Add a few radish seeds near the lettuce. Not only do radishes and lettuce grow quickly, but the lettuce protects the flavor of radishes in summer when they can turn bitter. Add a dill plant or two in the corner, and encourage braconid wasps to hunt tomato hornworms for their nursery. You’re protecting the tomatoes while growing an ingredient to add to a homemade salad dressing.
Perhaps you want to create a pretty, edible container garden. For a cool season combination, plant kale as a “thriller”—the central, taller plant in the combination. Add aromatic herbs, like sage, to protect the kale from cabbage moths as your “filler.” Finally, plant pollinator-friendly violas along the edge of the container as the “spiller.” The violas will tumble over the edge of the container as they grow, attracting pollinators and adding aesthetic appeal—and the flowers add a lovely, edible ingredient to meals.

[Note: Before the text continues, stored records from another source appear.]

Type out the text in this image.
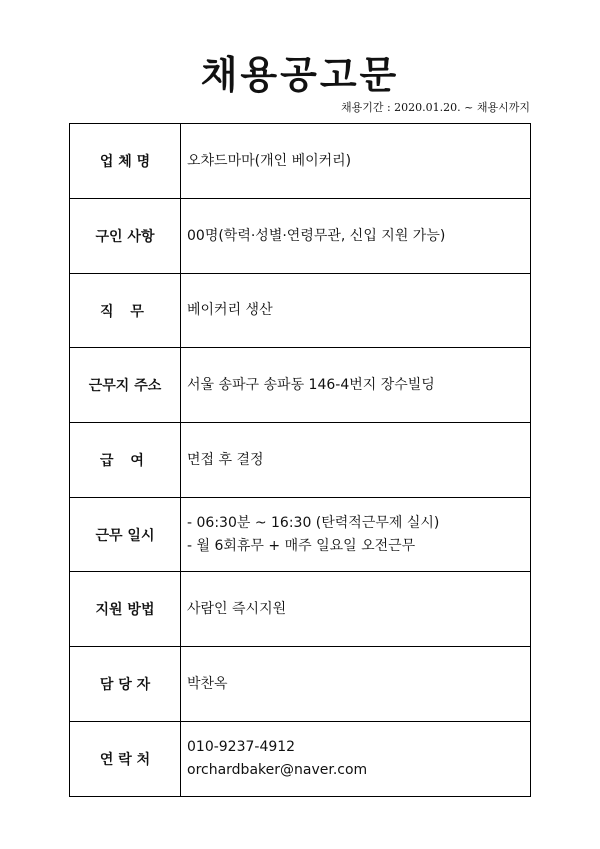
채용공고문
채용기간 : 2020.01.20. ~ 채용시까지
업 체 명	오챠드마마(개인 베이커리)

구인 사항	00명(학력·성별·연령무관, 신입 지원 가능)

직 무	베이커리 생산

근무지 주소	서울 송파구 송파동 146-4번지 장수빌딩

급 여	면접 후 결정

근무 일시	- 06:30분 ~ 16:30 (탄력적근무제 실시)
- 월 6회휴무 + 매주 일요일 오전근무

지원 방법	사람인 즉시지원

담 당 자	박찬옥

연 락 처	010-9237-4912
orchardbaker@naver.com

Companion planting packs many benefits into a small space. It does require a bit of thought about your garden. What crops will you grow? What pests also enjoy the same food you do? Which plants can help you fight off the bad guys while attracting the good insects? The time spent planning your companion plantings is worth it. Adding beautiful, beneficial flowering plants into your garden plan is much tastier than eating a toxic dressing of pesticide on your produce, don’t you agree?
Besides, creating an organic garden filled with blooms is a beautiful way to eat healthfully while saving money, too. Enjoy!